Sep 102011
 September 10, 2011  Posted by  Breaches, Court

Olivier Sylvain writes:

On Friday evening, within hours of posting U.S. Marshal Service mugshots of alleged members of Internet “hacktivist” group Anonymous, became the target of a relentless “distributed denial of service” or DDoS attack. According to a statement released by TPM founder and publisher Josh Marshall on TPM’s Facebook page, visitors could not access the site a little after 5 p.m. eastern time. While no one knows for sure, TPM has inferred that Anonymous or people affiliated with the group are probably responsible for the attack.  (That TPM turned to Facebook to publish a statement is ironic because Anonymous has vowed to shutdown the social networking site later this fall.) The TPM site remains down as of this posting.

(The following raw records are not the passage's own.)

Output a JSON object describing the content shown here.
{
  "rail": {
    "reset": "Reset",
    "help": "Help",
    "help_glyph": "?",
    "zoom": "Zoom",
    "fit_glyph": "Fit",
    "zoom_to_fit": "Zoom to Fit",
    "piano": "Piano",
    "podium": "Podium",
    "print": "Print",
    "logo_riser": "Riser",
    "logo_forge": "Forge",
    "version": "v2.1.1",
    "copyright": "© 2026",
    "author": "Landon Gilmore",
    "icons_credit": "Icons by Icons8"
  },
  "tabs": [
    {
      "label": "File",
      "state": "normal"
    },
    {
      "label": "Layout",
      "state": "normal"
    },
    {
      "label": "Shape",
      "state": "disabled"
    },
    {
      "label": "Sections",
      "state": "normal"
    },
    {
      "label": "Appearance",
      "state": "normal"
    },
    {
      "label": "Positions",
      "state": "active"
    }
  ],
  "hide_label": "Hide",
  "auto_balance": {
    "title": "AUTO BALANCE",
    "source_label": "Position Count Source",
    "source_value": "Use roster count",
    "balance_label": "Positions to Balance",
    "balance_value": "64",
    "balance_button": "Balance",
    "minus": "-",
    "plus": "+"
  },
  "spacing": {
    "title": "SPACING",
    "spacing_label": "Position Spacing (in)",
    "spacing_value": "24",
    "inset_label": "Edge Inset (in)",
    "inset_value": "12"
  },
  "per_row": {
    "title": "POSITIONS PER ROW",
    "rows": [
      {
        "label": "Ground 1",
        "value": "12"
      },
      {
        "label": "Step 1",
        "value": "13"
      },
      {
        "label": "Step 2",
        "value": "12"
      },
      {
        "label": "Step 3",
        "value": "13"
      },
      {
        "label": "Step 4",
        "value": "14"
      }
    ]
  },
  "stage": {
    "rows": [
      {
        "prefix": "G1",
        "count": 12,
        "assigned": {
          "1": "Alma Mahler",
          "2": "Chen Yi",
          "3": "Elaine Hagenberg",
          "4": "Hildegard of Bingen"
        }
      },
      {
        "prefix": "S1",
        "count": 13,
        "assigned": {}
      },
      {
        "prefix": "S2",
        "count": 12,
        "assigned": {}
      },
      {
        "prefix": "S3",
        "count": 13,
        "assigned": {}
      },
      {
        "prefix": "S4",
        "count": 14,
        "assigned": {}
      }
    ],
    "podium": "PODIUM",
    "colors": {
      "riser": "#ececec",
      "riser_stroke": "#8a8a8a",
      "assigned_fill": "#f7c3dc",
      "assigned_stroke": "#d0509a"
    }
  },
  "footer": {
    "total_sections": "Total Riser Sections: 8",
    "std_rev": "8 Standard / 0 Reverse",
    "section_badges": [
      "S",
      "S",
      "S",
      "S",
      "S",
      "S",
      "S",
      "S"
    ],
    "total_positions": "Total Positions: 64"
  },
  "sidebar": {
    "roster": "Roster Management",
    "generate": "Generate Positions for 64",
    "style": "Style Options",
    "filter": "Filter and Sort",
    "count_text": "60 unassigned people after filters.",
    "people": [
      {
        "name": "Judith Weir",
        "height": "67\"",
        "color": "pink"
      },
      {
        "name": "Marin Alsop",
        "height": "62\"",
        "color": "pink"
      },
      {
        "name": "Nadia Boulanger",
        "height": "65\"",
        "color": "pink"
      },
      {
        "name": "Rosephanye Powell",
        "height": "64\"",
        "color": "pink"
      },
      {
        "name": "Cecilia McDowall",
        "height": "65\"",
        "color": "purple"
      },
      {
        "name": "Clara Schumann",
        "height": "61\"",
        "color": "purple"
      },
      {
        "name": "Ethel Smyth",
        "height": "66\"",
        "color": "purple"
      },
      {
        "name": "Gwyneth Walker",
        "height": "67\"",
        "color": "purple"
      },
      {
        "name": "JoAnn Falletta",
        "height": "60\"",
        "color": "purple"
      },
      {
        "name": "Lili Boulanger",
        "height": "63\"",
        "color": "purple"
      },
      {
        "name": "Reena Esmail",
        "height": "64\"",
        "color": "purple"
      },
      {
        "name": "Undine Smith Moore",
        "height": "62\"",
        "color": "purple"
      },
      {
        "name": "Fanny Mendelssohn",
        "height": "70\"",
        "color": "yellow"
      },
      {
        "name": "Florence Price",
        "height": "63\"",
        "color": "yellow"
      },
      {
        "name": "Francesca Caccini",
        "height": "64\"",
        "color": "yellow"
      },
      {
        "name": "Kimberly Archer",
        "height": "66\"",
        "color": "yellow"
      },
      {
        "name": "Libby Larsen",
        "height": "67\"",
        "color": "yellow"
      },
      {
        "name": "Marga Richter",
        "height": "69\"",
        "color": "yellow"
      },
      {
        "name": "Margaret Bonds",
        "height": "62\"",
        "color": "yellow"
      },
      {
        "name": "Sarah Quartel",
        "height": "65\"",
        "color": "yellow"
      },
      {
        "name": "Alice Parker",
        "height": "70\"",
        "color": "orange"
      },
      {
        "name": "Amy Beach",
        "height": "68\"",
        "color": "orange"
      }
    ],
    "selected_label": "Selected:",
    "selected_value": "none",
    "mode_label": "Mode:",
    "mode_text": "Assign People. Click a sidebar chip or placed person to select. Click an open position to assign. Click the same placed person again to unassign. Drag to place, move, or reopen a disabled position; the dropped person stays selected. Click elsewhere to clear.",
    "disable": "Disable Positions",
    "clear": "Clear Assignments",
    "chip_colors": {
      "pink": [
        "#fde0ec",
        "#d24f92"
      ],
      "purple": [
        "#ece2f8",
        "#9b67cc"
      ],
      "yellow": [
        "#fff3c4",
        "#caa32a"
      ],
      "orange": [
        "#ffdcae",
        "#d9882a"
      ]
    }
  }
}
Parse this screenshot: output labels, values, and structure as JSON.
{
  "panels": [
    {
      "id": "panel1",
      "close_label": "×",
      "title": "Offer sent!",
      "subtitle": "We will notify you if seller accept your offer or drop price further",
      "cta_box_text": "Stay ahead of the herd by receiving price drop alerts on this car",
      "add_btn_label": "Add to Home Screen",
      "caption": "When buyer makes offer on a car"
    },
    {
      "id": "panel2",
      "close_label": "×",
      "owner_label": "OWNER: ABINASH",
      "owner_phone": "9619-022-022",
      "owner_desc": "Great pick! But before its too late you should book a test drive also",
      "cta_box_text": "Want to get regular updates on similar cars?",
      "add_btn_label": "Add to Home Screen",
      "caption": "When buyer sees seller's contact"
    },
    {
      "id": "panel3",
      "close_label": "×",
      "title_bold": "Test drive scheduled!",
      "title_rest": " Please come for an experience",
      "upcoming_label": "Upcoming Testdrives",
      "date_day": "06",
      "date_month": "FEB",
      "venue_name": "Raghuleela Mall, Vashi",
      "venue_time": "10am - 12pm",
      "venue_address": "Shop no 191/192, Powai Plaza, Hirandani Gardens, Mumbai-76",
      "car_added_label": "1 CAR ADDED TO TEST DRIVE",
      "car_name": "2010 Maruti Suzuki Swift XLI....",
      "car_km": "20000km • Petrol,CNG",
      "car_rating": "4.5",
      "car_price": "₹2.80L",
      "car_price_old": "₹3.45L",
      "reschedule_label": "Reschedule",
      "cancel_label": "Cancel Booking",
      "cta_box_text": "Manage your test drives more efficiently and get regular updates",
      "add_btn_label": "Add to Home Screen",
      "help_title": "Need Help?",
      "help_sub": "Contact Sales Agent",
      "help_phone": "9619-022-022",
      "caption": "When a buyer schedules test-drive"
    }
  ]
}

According to Marshall, TPM filed a Freedom of Information Act request for the mugshots earlier this summer, and posted them as soon as they obtained them. For the past six years, according to Marshall, the news site has routinely “published mugshots of numerous people accused or convicted of various crimes” that are the subject of its reporting. As a political junkie and frequent visitor to the site, I’ve clicked through the photos of hypocrites and hucksters in elective office as well as random mugshots of mobsters and celebrities to satiate an admittedly morbid curiosity. TPM, as with many other major news organizations, knows this. The questions for TPM are ethical and legal: what is it about these admittedly alluring photos of the smirks, glares, and shock typical of mugshots that adds to the story, and justifies the ostensible invasion of privacy?